There seems to be but little hope of considerably adding to the weight of the reasons in favour of the historical existence of Jesus by citing documents of secular literature. As is well known, only two passages of the Jewish historian Josephus, and one in each of the Roman historians, Tacitus and Suetonius, must be considered in this connection. As for the testimony of Josephus in his “Antiquities,” which was written 93 A.D., the first passage (viz., xviii. 3, 3) is so evidently an after-insertion of a later age, that even Roman Catholic theologians do not venture to declare it authentic, though they always attempt, with pitiful naïveté, to support the credibility of pre-Christian documents of this type.[34] But the other passage, too (xx. 9, 1), which states that James was executed under the authority of the priest Ananos (A.D. 62), and refers to him as “the Brother of Jesus, the so-called Christ,” in the opinion of eminent theologians such as Credner,[35] Schürer,[36] &c., must be regarded as a forgery;[37] but even if its authenticity were established it would still prove nothing in favour of the historical Jesus. For, first, it leaves it undecided whether a bodily relationship is indicated by the word “Brother,” or whether, as is much more likely, the reference is merely to a religious brotherhood (see above, 170 sq.). Secondly, the passage only asserts that there was a man of the name of Jesus who was called Christ, and this is in no way extraordinary in view of the fact that at the time of Josephus, and far into the second century, many gave themselves out as the expected Messiah.[38]

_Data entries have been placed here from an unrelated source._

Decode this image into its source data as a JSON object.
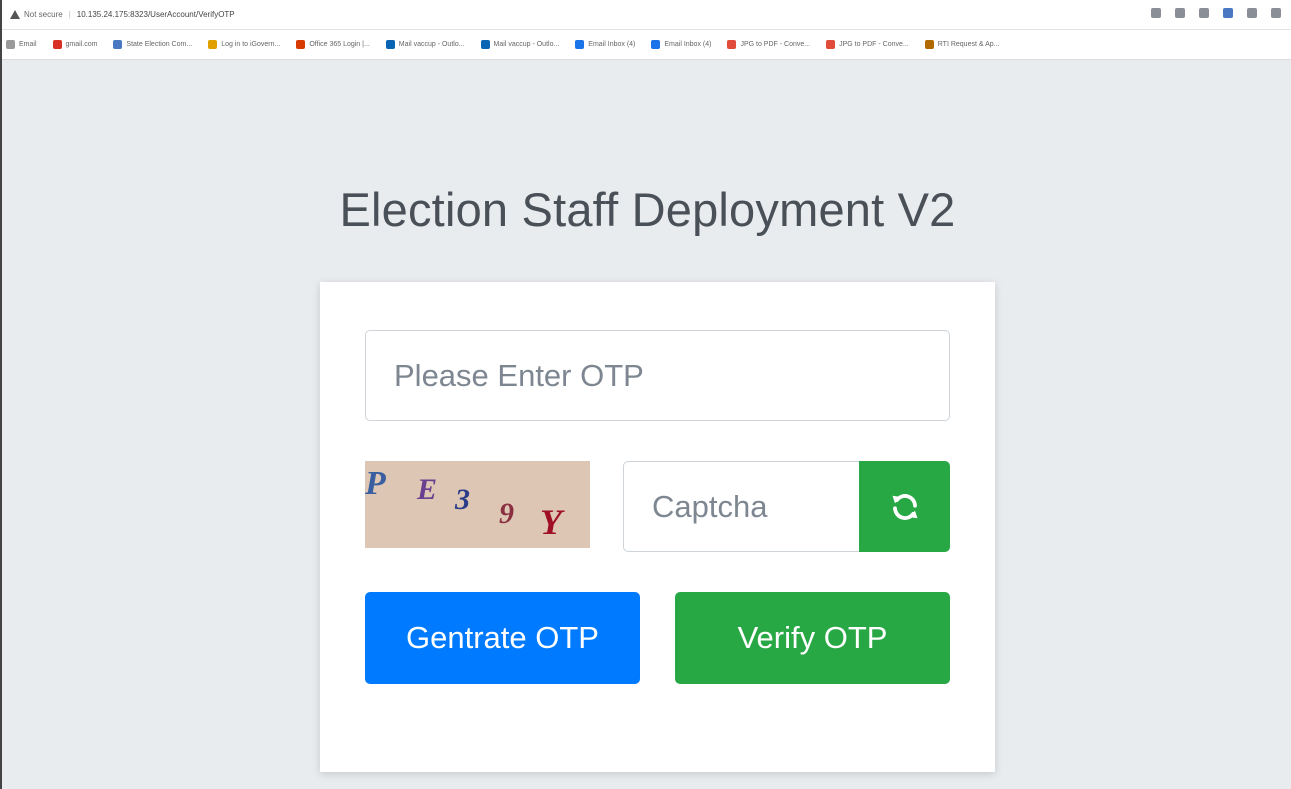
{
  "browser": {
    "security_label": "Not secure",
    "url": "10.135.24.175:8323/UserAccount/VerifyOTP",
    "bookmarks": [
      {
        "label": "Email",
        "color": "#999999"
      },
      {
        "label": "gmail.com",
        "color": "#d93025"
      },
      {
        "label": "State Election Com...",
        "color": "#4a78c2"
      },
      {
        "label": "Log in to iGovern...",
        "color": "#e0a000"
      },
      {
        "label": "Office 365 Login |...",
        "color": "#d83b01"
      },
      {
        "label": "Mail vaccup - Outlo...",
        "color": "#0a64b4"
      },
      {
        "label": "Mail vaccup - Outlo...",
        "color": "#0a64b4"
      },
      {
        "label": "Email Inbox (4)",
        "color": "#1a73e8"
      },
      {
        "label": "Email Inbox (4)",
        "color": "#1a73e8"
      },
      {
        "label": "JPG to PDF - Conve...",
        "color": "#e04b3a"
      },
      {
        "label": "JPG to PDF - Conve...",
        "color": "#e04b3a"
      },
      {
        "label": "RTI Request & Ap...",
        "color": "#b06a00"
      }
    ]
  },
  "page": {
    "title": "Election Staff Deployment V2"
  },
  "form": {
    "otp_placeholder": "Please Enter OTP",
    "captcha_placeholder": "Captcha",
    "captcha_text": [
      "P",
      "E",
      "3",
      "9",
      "Y"
    ],
    "refresh_icon": "refresh-icon",
    "generate_label": "Gentrate OTP",
    "verify_label": "Verify OTP"
  },
  "colors": {
    "primary": "#007bff",
    "success": "#28a745",
    "background": "#e9ecef"
  }
}
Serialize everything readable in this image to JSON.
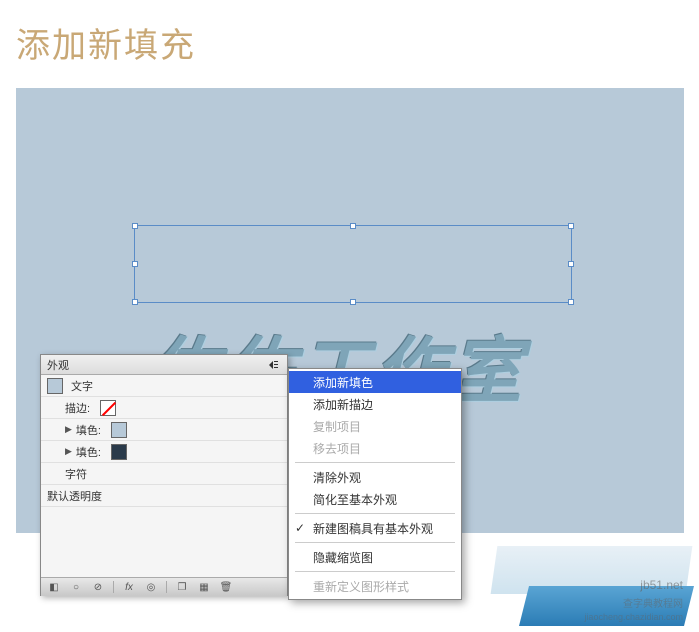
{
  "page": {
    "title": "添加新填充"
  },
  "canvas": {
    "selected_text": "佐佐工作室"
  },
  "appearance_panel": {
    "tab_label": "外观",
    "object_type": "文字",
    "rows": {
      "stroke_label": "描边:",
      "fill1_label": "填色:",
      "fill2_label": "填色:",
      "char_label": "字符",
      "opacity_label": "默认透明度"
    }
  },
  "flyout": {
    "items": {
      "add_fill": "添加新填色",
      "add_stroke": "添加新描边",
      "duplicate": "复制项目",
      "remove": "移去项目",
      "clear": "清除外观",
      "reduce": "简化至基本外观",
      "new_art": "新建图稿具有基本外观",
      "hide_thumb": "隐藏缩览图",
      "redefine": "重新定义图形样式"
    }
  },
  "watermarks": {
    "w1": "jb51.net",
    "w2": "查字典教程网",
    "w3": "jiaocheng.chazidian.com"
  }
}
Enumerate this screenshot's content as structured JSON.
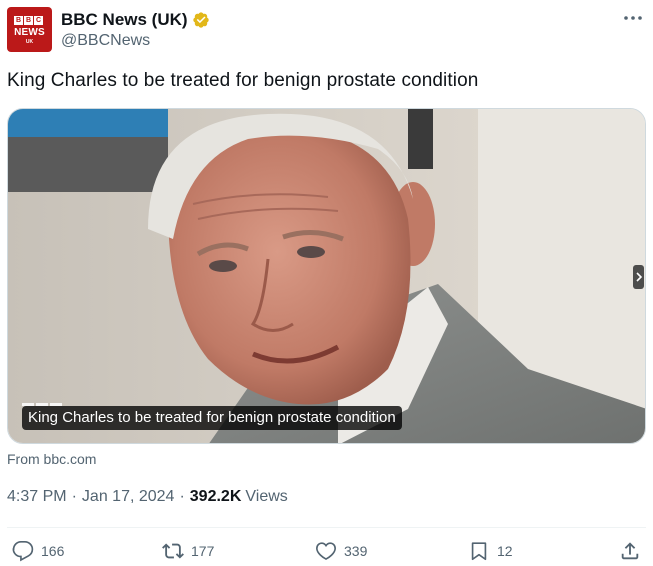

The Roman historians’ testimony is in no better case than that of Josephus. It is true that Tacitus writes in his “Annals” (xv. 44), in connection with the persecution of the Christians under Nero (64), that “the founder of this sect, Christ, was executed in Tiberius’ reign by the procurator Pontius Pilate”; and Suetonius states in his biography of the Emperor Claudius, chap. xxv., that he “drove out of Rome the Jews, who had caused great disturbances at the instigation of Chrestus.” What does this prove? Are we so certain that the passage cited from Tacitus as to the persecution of the Christians under Nero is not after all a later insertion and falsification of the original text? This is indeed the case, judging from Hochart’s splendid and exhaustive inquiry. In fact, everything points to the idea that the “first persecution of the Christians,” which is previously mentioned by no writers, either Jewish or heathen, is nothing but the product of a Christian’s imagination in the fifth century.[39] But let us admit the authenticity of Tacitus’ assertion; let us suppose also that by Suetonius’ Chrestus is really meant Christ and not a popular Jewish rioter of that name; let us suppose that the unrest of the Jews was not connected with the expectation of the Messiah, or that the Roman historian, in his ignorance of the Jewish dreams of the future, did not imagine a leader of the name of Chrestus.[40] Can writers of the first quarter of the second century after Christ, at which time the tradition was already formed and Christianity had made its appearance in History as a power, be regarded as independent authorities for facts which are supposed to have taken place long before the birth of the Tradition? Tacitus can at most have heard that the Christians were followers of a Christ who was supposed to have been executed under Pontius Pilate. That was probably even at that time in the Gospels—and need not, therefore, be a real fact of history. And if it has been proved, according to Mommsen, that Tacitus took his material from the protocols of the Senate and imperial archives, there has equally been, on the other hand, a most definite counter-assertion that he never consulted these authorities.[41]